Удивительное происшествие - Валентина Чаплина
Шрифт:
Интервал:
Закладка:
Через минуту у киоска собрались все: и Лёвка, и Лида, и Степан с Катюшкой, и Лариса, и Берёза, и мальчишка с кляксами, и мальчишка без клякс. Туда же направился Рыбалыч и ужасно недовольный Щукин отец. Ребята вертели головами в разные стороны. И вот, наконец, все увидели дедушку с Богатырём в руках. Он выходил из двери третьего класса.
— Здравствуйте, — кинулся к нему со всех ног Лёвка, — а мы вас ищем давно.
Вот к ребятам подошёл и капитан. Глаза его улыбались.
…А через несколько минут «Инженер Пташников» попрощался с пристанью. Капитан стоял на своём завидном для каждого мальчишки капитанском мостике и улыбался во всё лицо. И, видя эту улыбку, ребята, которые теперь уже были на пристани, почувствовали, что у них появился новый большой, настоящий друг.
Ждём вас в гости
Щукина мама держала сына за руку очень крепко: она боялась, как бы он не улизнул. Когда над Волгой прозвучал сигнал отправления, мама бежала уже к самой воде, буквально волоча за собой этого длинного, противного, но дорогого ей мальчишку.
— Какой пароход отошёл? — спросила она кого-то, вбегая на помост, соединяющий берег с пристанью.
— «Инженер Пташников».
У мамы опустились руки. Она остановилась и, сразу обессилев, устало привалилась к перилам. Щуке теперь уже незачем было рваться из маминых рук. Самая страшная опасность миновала.

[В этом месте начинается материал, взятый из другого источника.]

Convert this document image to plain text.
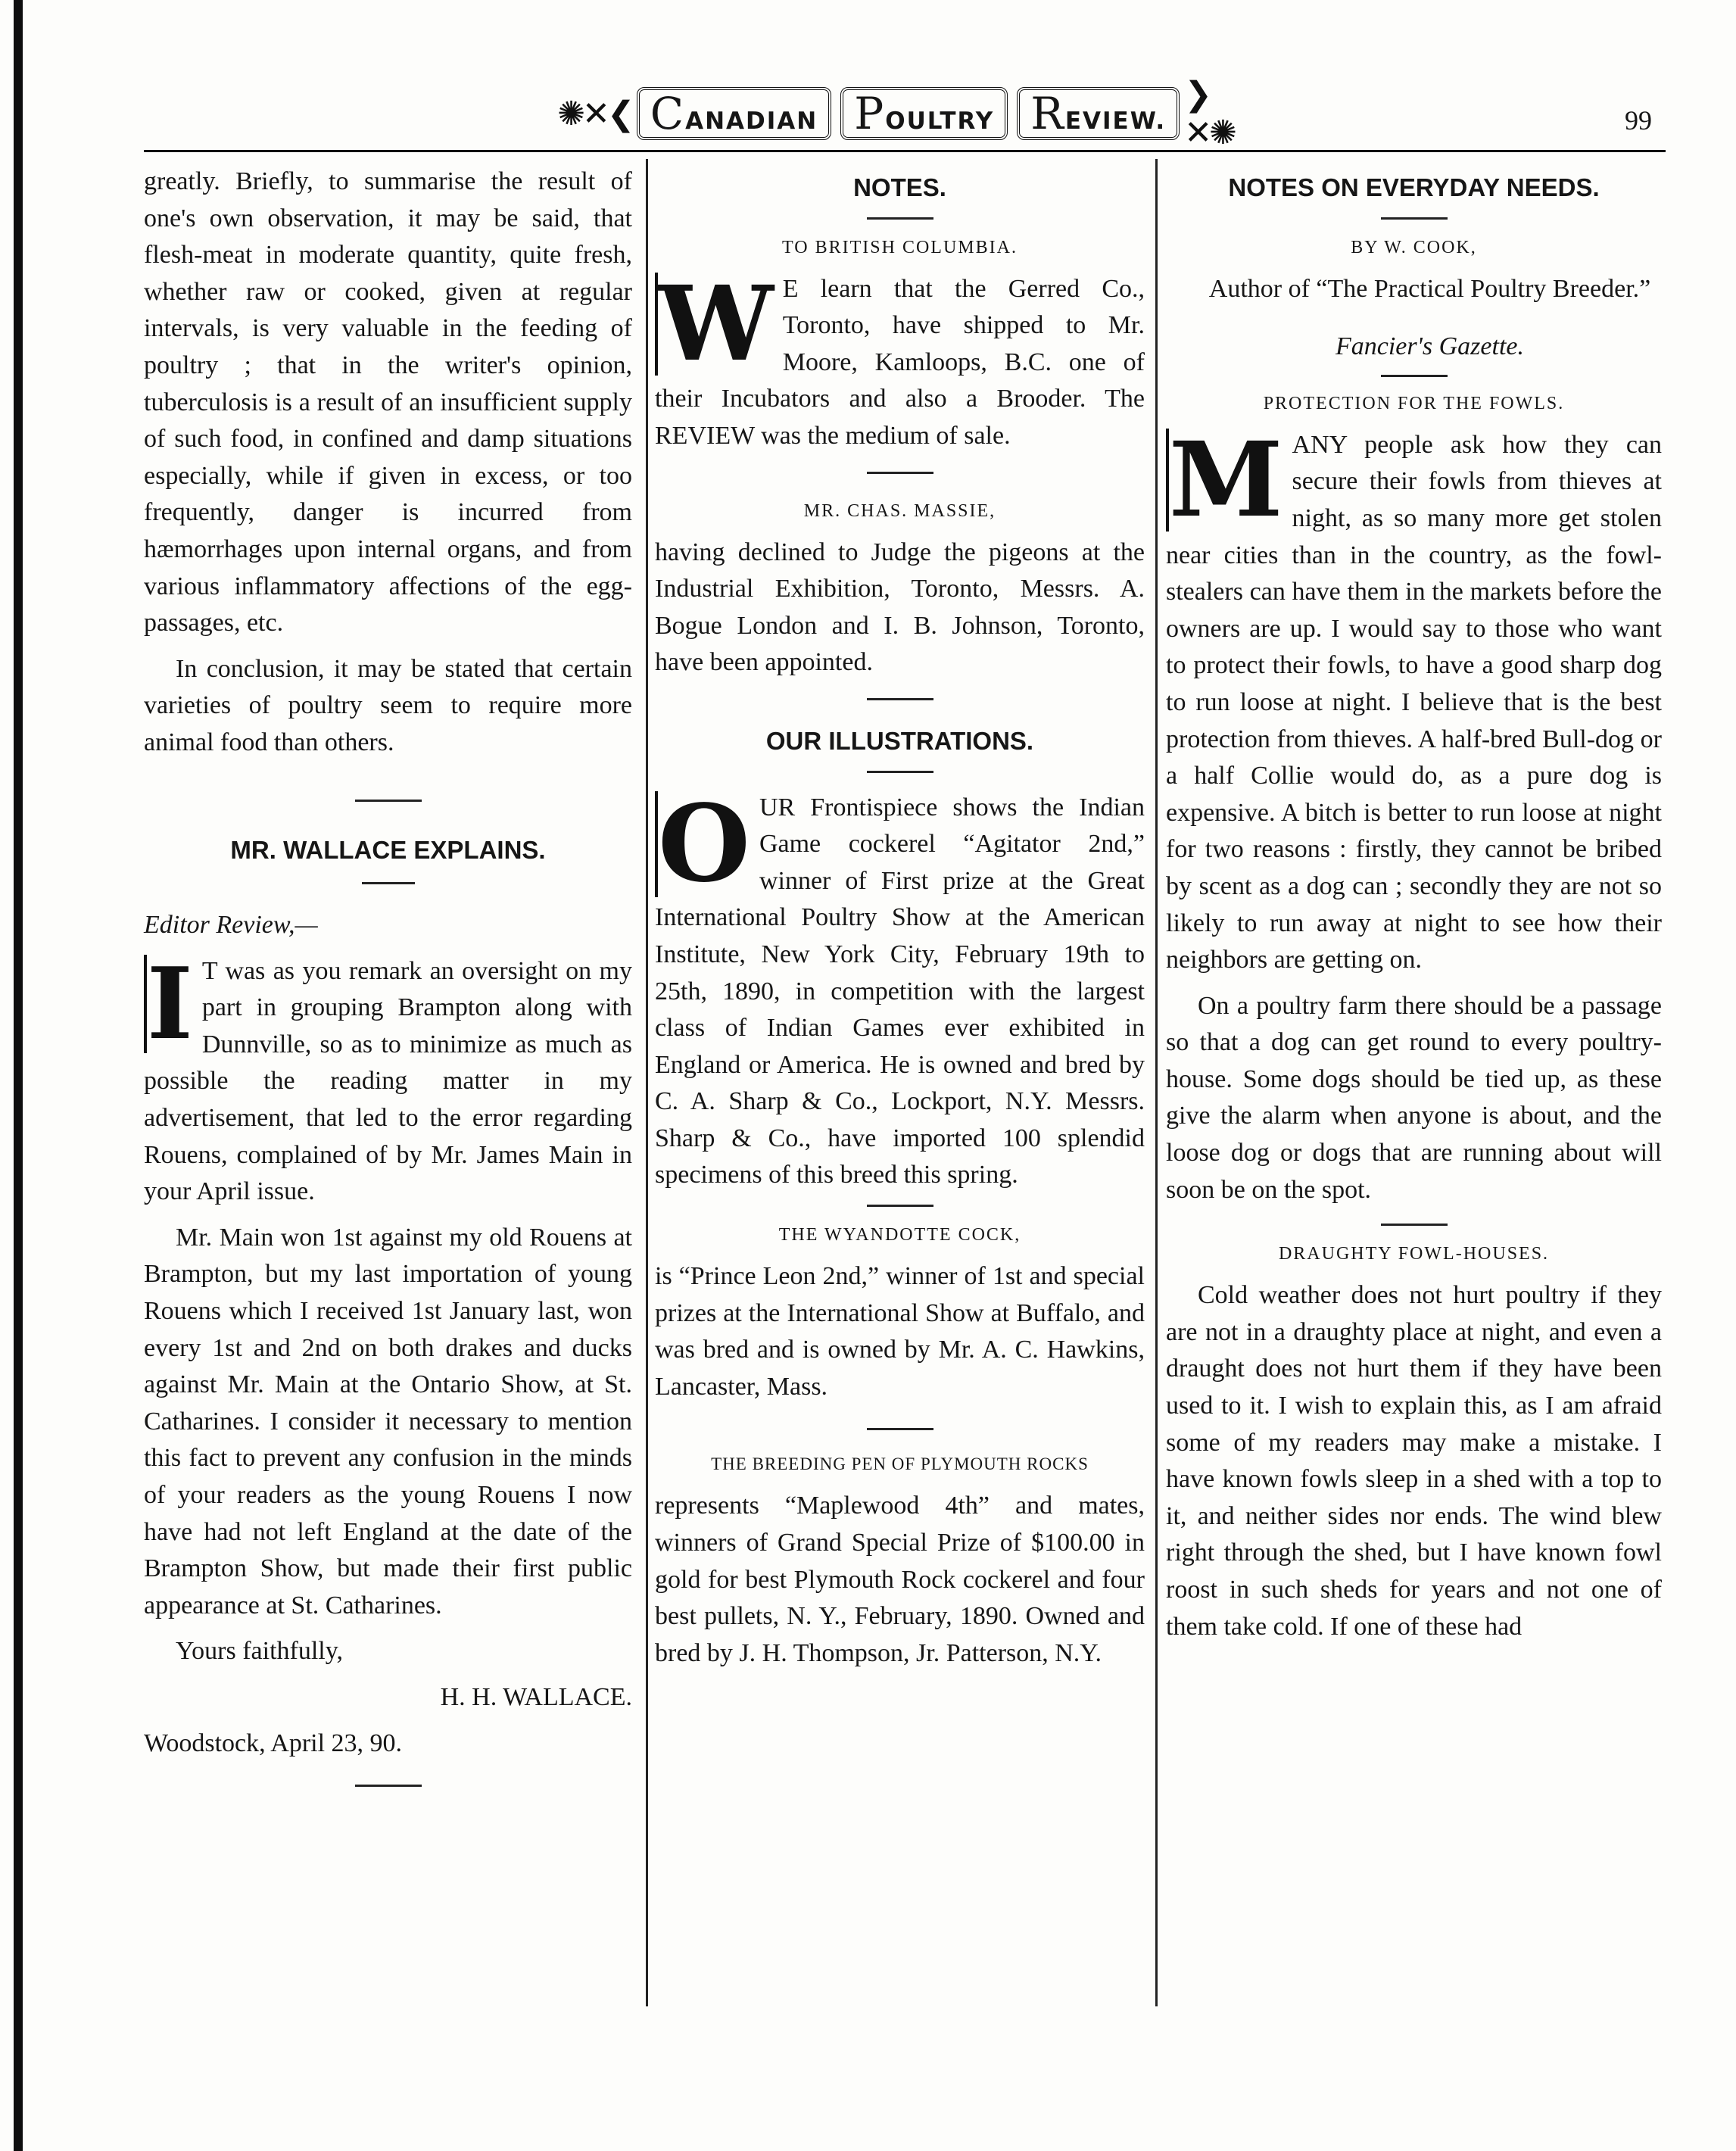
✺✕❮ CANADIAN POULTRY REVIEW.
❯✕✺	99

greatly. Briefly, to summarise the result of one's own observation, it may be said, that flesh-meat in moderate quantity, quite fresh, whether raw or cooked, given at regular intervals, is very valuable in the feeding of poultry ; that in the writer's opinion, tuberculosis is a result of an insufficient supply of such food, in confined and damp situations especially, while if given in excess, or too frequently, danger is incurred from hæmorrhages upon internal organs, and from various inflammatory affections of the egg-passages, etc.

In conclusion, it may be stated that certain varieties of poultry seem to require more animal food than others.

MR. WALLACE EXPLAINS.

Editor Review,—

I T was as you remark an oversight on my part in grouping Brampton along with Dunnville, so as to minimize as much as possible the reading matter in my advertisement, that led to the error regarding Rouens, complained of by Mr. James Main in your April issue.

Mr. Main won 1st against my old Rouens at Brampton, but my last importation of young Rouens which I received 1st January last, won every 1st and 2nd on both drakes and ducks against Mr. Main at the Ontario Show, at St. Catharines. I consider it necessary to mention this fact to prevent any confusion in the minds of your readers as the young Rouens I now have had not left England at the date of the Brampton Show, but made their first public appearance at St. Catharines.

Yours faithfully,

H. H. WALLACE.

Woodstock, April 23, 90.

NOTES.
TO BRITISH COLUMBIA.

W E learn that the Gerred Co., Toronto, have shipped to Mr. Moore, Kamloops, B.C. one of their Incubators and also a Brooder. The REVIEW was the medium of sale.

MR. CHAS. MASSIE,

having declined to Judge the pigeons at the Industrial Exhibition, Toronto, Messrs. A. Bogue London and I. B. Johnson, Toronto, have been appointed.

OUR ILLUSTRATIONS.

O UR Frontispiece shows the Indian Game cockerel “Agitator 2nd,” winner of First prize at the Great International Poultry Show at the American Institute, New York City, February 19th to 25th, 1890, in competition with the largest class of Indian Games ever exhibited in England or America. He is owned and bred by C. A. Sharp & Co., Lockport, N.Y. Messrs. Sharp & Co., have imported 100 splendid specimens of this breed this spring.

THE WYANDOTTE COCK,

is “Prince Leon 2nd,” winner of 1st and special prizes at the International Show at Buffalo, and was bred and is owned by Mr. A. C. Hawkins, Lancaster, Mass.

THE BREEDING PEN OF PLYMOUTH ROCKS

represents “Maplewood 4th” and mates, winners of Grand Special Prize of $100.00 in gold for best Plymouth Rock cockerel and four best pullets, N. Y., February, 1890. Owned and bred by J. H. Thompson, Jr. Patterson, N.Y.

NOTES ON EVERYDAY NEEDS.
BY W. COOK,

Author of “The Practical Poultry Breeder.”

Fancier's Gazette.

PROTECTION FOR THE FOWLS.

M ANY people ask how they can secure their fowls from thieves at night, as so many more get stolen near cities than in the country, as the fowl-stealers can have them in the markets before the owners are up. I would say to those who want to protect their fowls, to have a good sharp dog to run loose at night. I believe that is the best protection from thieves. A half-bred Bull-dog or a half Collie would do, as a pure dog is expensive. A bitch is better to run loose at night for two reasons : firstly, they cannot be bribed by scent as a dog can ; secondly they are not so likely to run away at night to see how their neighbors are getting on.

On a poultry farm there should be a passage so that a dog can get round to every poultry-house. Some dogs should be tied up, as these give the alarm when anyone is about, and the loose dog or dogs that are running about will soon be on the spot.

DRAUGHTY FOWL-HOUSES.

Cold weather does not hurt poultry if they are not in a draughty place at night, and even a draught does not hurt them if they have been used to it. I wish to explain this, as I am afraid some of my readers may make a mistake. I have known fowls sleep in a shed with a top to it, and neither sides nor ends. The wind blew right through the shed, but I have known fowl roost in such sheds for years and not one of them take cold. If one of these had
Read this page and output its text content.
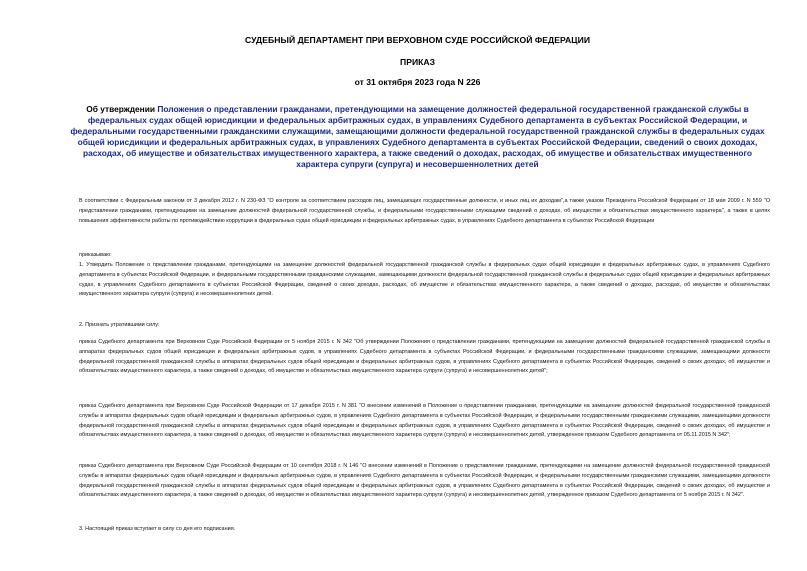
СУДЕБНЫЙ ДЕПАРТАМЕНТ ПРИ ВЕРХОВНОМ СУДЕ РОССИЙСКОЙ ФЕДЕРАЦИИ
ПРИКАЗ
от 31 октября 2023 года N 226
Об утверждении Положения о представлении гражданами, претендующими на замещение должностей федеральной государственной гражданской службы в федеральных судах общей юрисдикции и федеральных арбитражных судах, в управлениях Судебного департамента в субъектах Российской Федерации, и федеральными государственными гражданскими служащими, замещающими должности федеральной государственной гражданской службы в федеральных судах общей юрисдикции и федеральных арбитражных судах, в управлениях Судебного департамента в субъектах Российской Федерации, сведений о своих доходах, расходах, об имуществе и обязательствах имущественного характера, а также сведений о доходах, расходах, об имуществе и обязательствах имущественного характера супруги (супруга) и несовершеннолетних детей
В соответствии с Федеральным законом от 3 декабря 2012 г. N 230-ФЗ "О контроле за соответствием расходов лиц, замещающих государственные должности, и иных лиц их доходам",а также указом Президента Российской Федерации от 18 мая 2009 г. N 559 "О представлении гражданами, претендующими на замещение должностей федеральной государственной службы, и федеральными государственными служащими сведений о доходах, об имуществе и обязательствах имущественного характера", а также в целях повышения эффективности работы по противодействию коррупции в федеральных судах общей юрисдикции и федеральных арбитражных судах, в управлениях Судебного департамента в субъектах Российской Федерации
приказываю:
1. Утвердить Положение о представлении гражданами, претендующими на замещение должностей федеральной государственной гражданской службы в федеральных судах общей юрисдикции и федеральных арбитражных судах, в управлениях Судебного департамента в субъектах Российской Федерации, и федеральными государственными гражданскими служащими, замещающими должности федеральной государственной гражданской службы в федеральных судах общей юрисдикции и федеральных арбитражных судах, в управлениях Судебного департамента в субъектах Российской Федерации, сведений о своих доходах, расходах, об имуществе и обязательствах имущественного характера, а также сведений о доходах, расходах, об имуществе и обязательствах имущественного характера супруги (супруга) и несовершеннолетних детей.
2. Признать утратившими силу:
приказ Судебного департамента при Верховном Суде Российской Федерации от 5 ноября 2015 г. N 342 "Об утверждении Положения о представлении гражданами, претендующими на замещение должностей федеральной государственной гражданской службы в аппаратах федеральных судов общей юрисдикции и федеральных арбитражных судов, в управлениях Судебного департамента в субъектах Российской Федерации, и федеральными государственными гражданскими служащими, замещающими должности федеральной государственной гражданской службы в аппаратах федеральных судов общей юрисдикции и федеральных арбитражных судов, в управлениях Судебного департамента в субъектах Российской Федерации, сведений о своих доходах, об имуществе и обязательствах имущественного характера, а также сведений о доходах, об имуществе и обязательствах имущественного характера супруги (супруга) и несовершеннолетних детей";
приказ Судебного департамента при Верховном Суде Российской Федерации от 17 декабря 2015 г. N 381 "О внесении изменений в Положение о представлении гражданами, претендующими на замещение должностей федеральной государственной гражданской службы в аппаратах федеральных судов общей юрисдикции и федеральных арбитражных судов, в управлениях Судебного департамента в субъектах Российской Федерации, и федеральными государственными гражданскими служащими, замещающими должности федеральной государственной гражданской службы в аппаратах федеральных судов общей юрисдикции и федеральных арбитражных судов, в управлениях Судебного департамента в субъектах Российской Федерации, сведений о своих доходах, об имуществе и обязательствах имущественного характера, а также сведений о доходах, об имуществе и обязательствах имущественного характера супруги (супруга) и несовершеннолетних детей, утвержденное приказом Судебного департамента от 05.11.2015 N 342";
приказ Судебного департамента при Верховном Суде Российской Федерации от 10 сентября 2018 г. N 146 "О внесении изменений в Положение о представлении гражданами, претендующими на замещение должностей федеральной государственной гражданской службы в аппаратах федеральных судов общей юрисдикции и федеральных арбитражных судов, в управлениях Судебного департамента в субъектах Российской Федерации, и федеральными государственными гражданскими служащими, замещающими должности федеральной государственной гражданской службы в аппаратах федеральных судов общей юрисдикции и федеральных арбитражных судов, в управлениях Судебного департамента в субъектах Российской Федерации, сведений о своих доходах, об имуществе и обязательствах имущественного характера, а также сведений о доходах, об имуществе и обязательствах имущественного характера супруги (супруга) и несовершеннолетних детей, утвержденное приказом Судебного департамента от 5 ноября 2015 г. N 342".
3. Настоящий приказ вступает в силу со дня его подписания.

— Рад, что опоздали? — горько спросила Нона Ивановна.
Щука молчал, но лицо у него было весёлое, ещё минута и он улыбнётся. Конечно, он был рад. Пароход увёз с собой отца и деда. Отец, правда, ещё вернётся из командировки, но, во-первых, это будет через несколько дней, а, во-вторых, отец всегда занят, ему некогда разбираться в Щукиных делах. Мать же Щука вообще не очень боялся: покричит и смолкнет. Самое страшное — это дед. Он бы Щуке за его дела спуску не дал. Но теперь дед далеко от берега. А в гости он приезжал раз в год, так что Щуке была причина улыбаться.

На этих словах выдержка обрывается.